Error when running 'hello world' on GraphLab distributed

User 3383 | 3/9/2016, 5:22:37 PM

I followed instruction guide on https://dato.com/learn/userguide/deployment/pipeline-hadoop-setup.html and set up my GraphLab distributed on Hadoop cluster. But I got an error "Diagnostics: {"numFailedContainers":1,"numTotalContainers":4,"exit_status":21,"error":"Execution script exited in error","numCompletedContainers":1}".

My hadoop cluster has 4 machines and one of them act as master. I submit the job from master machine. This is the code:

import graphlab as gl
c = gl.deploy.hadoop_cluster.create(
name='test-cluser',
dato_dist_path='hdfs://hadoopmaster:9000/usr/graphlab',
hadoop_conf_dir='/usr/local/hadoop/etc/hadoop')

def echo(input):
    return input

j = gl.deploy.job.create(echo, environment=c, input='hello world!')

j.get_results()

I noticed that there are a lot of error message in containers' log like this:

2016-03-09T17:05:40,PIPELINE,ERROR,Failed to get  hdfs://hadoopmaster:9000/user/hduser/dato_distributed/jobs/echo-Mar-09-2016-17-03-40/commander_init.status -> /tmp/pipeline-aYORa4: /bin/sh: 1: hadoop: not found

2016-03-09T17:05:40,PIPELINE,ERROR,Failed to get  hdfs://hadoopmaster:9000/user/hduser/dato_distributed/jobs/echo-Mar-09-2016-17-03-40/commander_init.status -> /tmp/pipeline-f5Yp5O: /bin/sh: 1: hadoop: not found

2016-03-09T17:05:40,PIPELINE,ERROR,Failed to get  hdfs://hadoopmaster:9000/user/hduser/dato_distributed/jobs/echo-Mar-09-2016-17-03-40/commander_init.status -> /tmp/pipeline-Zy4Mxu: /bin/sh: 1: hadoop: not found`

Can you help me deal with it? Thank you very much.

Comments

User 3383 | 3/9/2016, 5:42:23 PM

Files are existing in hdfs, and this command works

hadoop dfs -get hdfs://hadoopmaster:9000/user/hduser/dato_distributed/jobs/echo-Mar-09-2016-17-03-40/commander_init.status

User 17 | 3/9/2016, 7:31:05 PM

Hey there, Sorry you're running into problems. It looks like the hadoop command may not be available on all nodes to all users. (or at least, the user yarn). Are you able to run this command (the hadoop dfs example you provided) on all nodes in your cluster?

Also, can you verify the hadoop command is available to whatever user yarn is running as? (usually this user is yarn).


User 3383 | 3/10/2016, 2:33:53 AM

Yes this command is available in all nodes by hadoop user.

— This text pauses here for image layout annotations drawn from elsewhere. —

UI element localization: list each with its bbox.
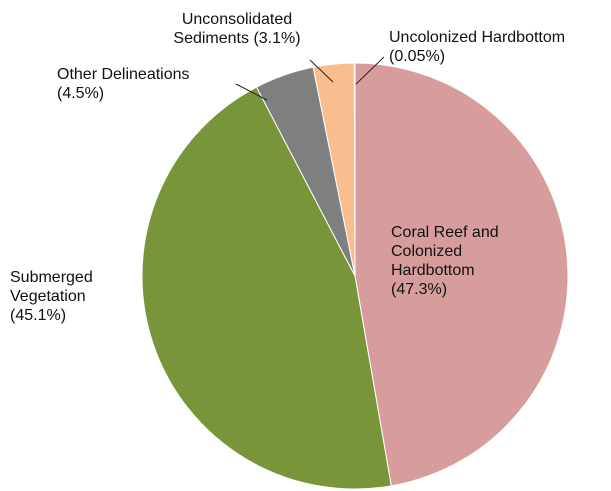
slice-label-coral: Coral Reef and Colonized Hardbottom (47.3%) (391, 224, 499, 298)
slice-label-line: Uncolonized Hardbottom (389, 29, 565, 46)
slice-label-line: Sediments (3.1%) (173, 30, 300, 47)
slice-label-line: (4.5%) (57, 85, 104, 102)
pie-slice-coral (354, 62, 569, 487)
slice-label-hardbottom: Uncolonized Hardbottom (0.05%) (389, 29, 565, 65)
pie-slice-submerged (141, 86, 392, 490)
slice-label-line: Coral Reef and (391, 224, 499, 241)
slice-label-line: Hardbottom (391, 262, 475, 279)
slice-label-line: (0.05%) (389, 48, 445, 65)
pie-slices (141, 62, 569, 490)
leader-line-other (235, 83, 268, 101)
slice-label-line: Other Delineations (57, 66, 190, 83)
leader-line-hardbottom (355, 56, 385, 85)
pie-slice-hardbottom (353, 62, 356, 277)
leader-lines (235, 56, 385, 101)
slice-labels: Coral Reef and Colonized Hardbottom (47.3%)… (10, 11, 565, 324)
slice-label-line: (47.3%) (391, 281, 447, 298)
slice-label-line: Unconsolidated (182, 11, 292, 28)
slice-label-sediments: Unconsolidated Sediments (3.1%) (173, 11, 300, 47)
slice-label-other: Other Delineations (4.5%) (57, 66, 190, 102)
slice-label-line: Submerged (10, 269, 93, 286)
slice-label-line: (45.1%) (10, 307, 66, 324)
slice-label-submerged: Submerged Vegetation (45.1%) (10, 269, 93, 324)
slice-label-line: Colonized (391, 243, 462, 260)
leader-line-sediments (309, 59, 334, 83)
slice-label-line: Vegetation (10, 288, 86, 305)
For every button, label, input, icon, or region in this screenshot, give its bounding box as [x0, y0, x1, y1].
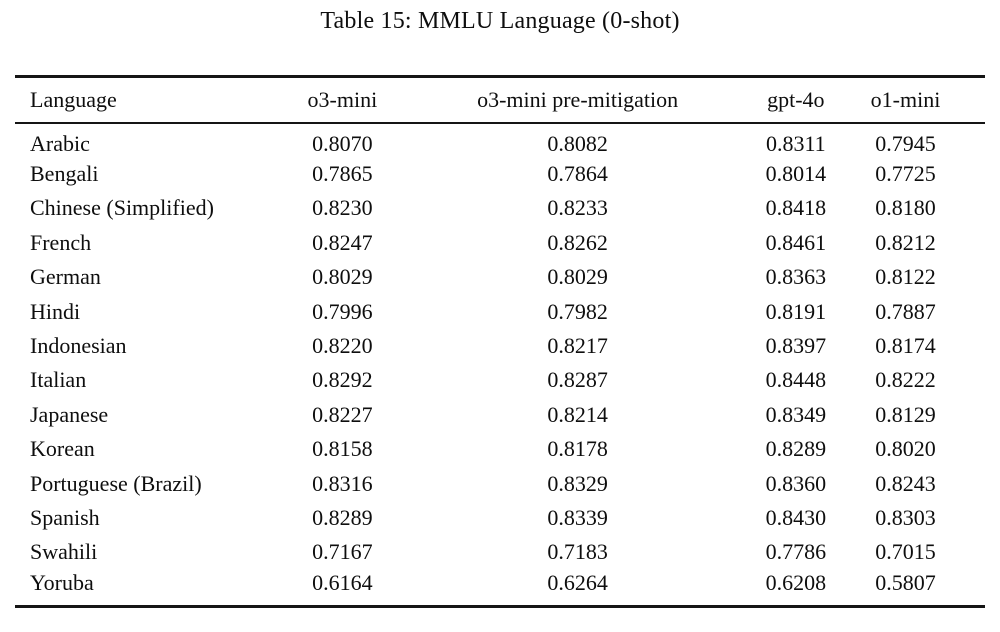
o3-mini-pre-mitigation-cell: 0.8214	[547, 401, 608, 427]
gpt-4o-cell: 0.8360	[765, 470, 827, 496]
column-header-o1-mini: o1-mini	[870, 86, 941, 112]
gpt-4o-cell: 0.6208	[765, 569, 827, 595]
o3-mini-cell: 0.8158	[312, 436, 373, 462]
o3-mini-pre-mitigation-cell: 0.8329	[547, 470, 608, 496]
o1-mini-cell: 0.8122	[875, 264, 936, 290]
o1-mini-cell: 0.8303	[875, 504, 936, 530]
gpt-4o-cell: 0.8191	[765, 298, 827, 324]
table-row-yoruba: Yoruba 0.6164 0.6264 0.6208 0.5807	[15, 570, 985, 607]
o1-mini-cell: 0.8129	[875, 401, 936, 427]
table-row-japanese: Japanese 0.8227 0.8214 0.8349 0.8129	[15, 398, 985, 432]
gpt-4o-cell: 0.8430	[765, 504, 827, 530]
gpt-4o-cell: 0.8289	[765, 436, 827, 462]
column-header-gpt-4o: gpt-4o	[767, 86, 825, 112]
language-cell: Yoruba	[30, 569, 94, 595]
language-cell: Portuguese (Brazil)	[30, 470, 202, 496]
o1-mini-cell: 0.7945	[875, 130, 936, 156]
gpt-4o-cell: 0.8448	[765, 367, 827, 393]
gpt-4o-cell: 0.8014	[765, 161, 827, 187]
gpt-4o-cell: 0.8418	[765, 195, 827, 221]
o1-mini-cell: 0.8212	[875, 229, 936, 255]
o3-mini-cell: 0.8220	[312, 333, 373, 359]
o1-mini-cell: 0.8243	[875, 470, 936, 496]
table-row-german: German 0.8029 0.8029 0.8363 0.8122	[15, 260, 985, 294]
o3-mini-cell: 0.8316	[312, 470, 373, 496]
table-body: Arabic 0.8070 0.8082 0.8311 0.7945 Benga…	[15, 123, 985, 607]
column-header-o3-mini-pre-mitigation: o3-mini pre-mitigation	[477, 86, 679, 112]
o3-mini-cell: 0.8230	[312, 195, 373, 221]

User 3383 | 3/10/2016, 6:17:33 AM

I figured this problem out but I met another error. Here is the error log in worker_flask.py.log

Traceback (most recent call last):
  File "/tmp/hadoop-hduser/nm-local-dir/usercache/hduser/appcache/application_1457580897907_0007/filecache/13/bins/pipeline/worker_flask.py", line 90, in run
args['task_index'])
  File "/tmp/hadoop-hduser/nm-local-dir/usercache/hduser/appcache/application_1457580897907_0007/filecache/13/bins/pipeline/worker_flask.py", line 166, in unwrap_task
    raise ValueError(message)
ValueError: Could not deserialize job., error: 'module' object has no attribute '_builtin_type'

Can you help me deal with it? Thank you very much.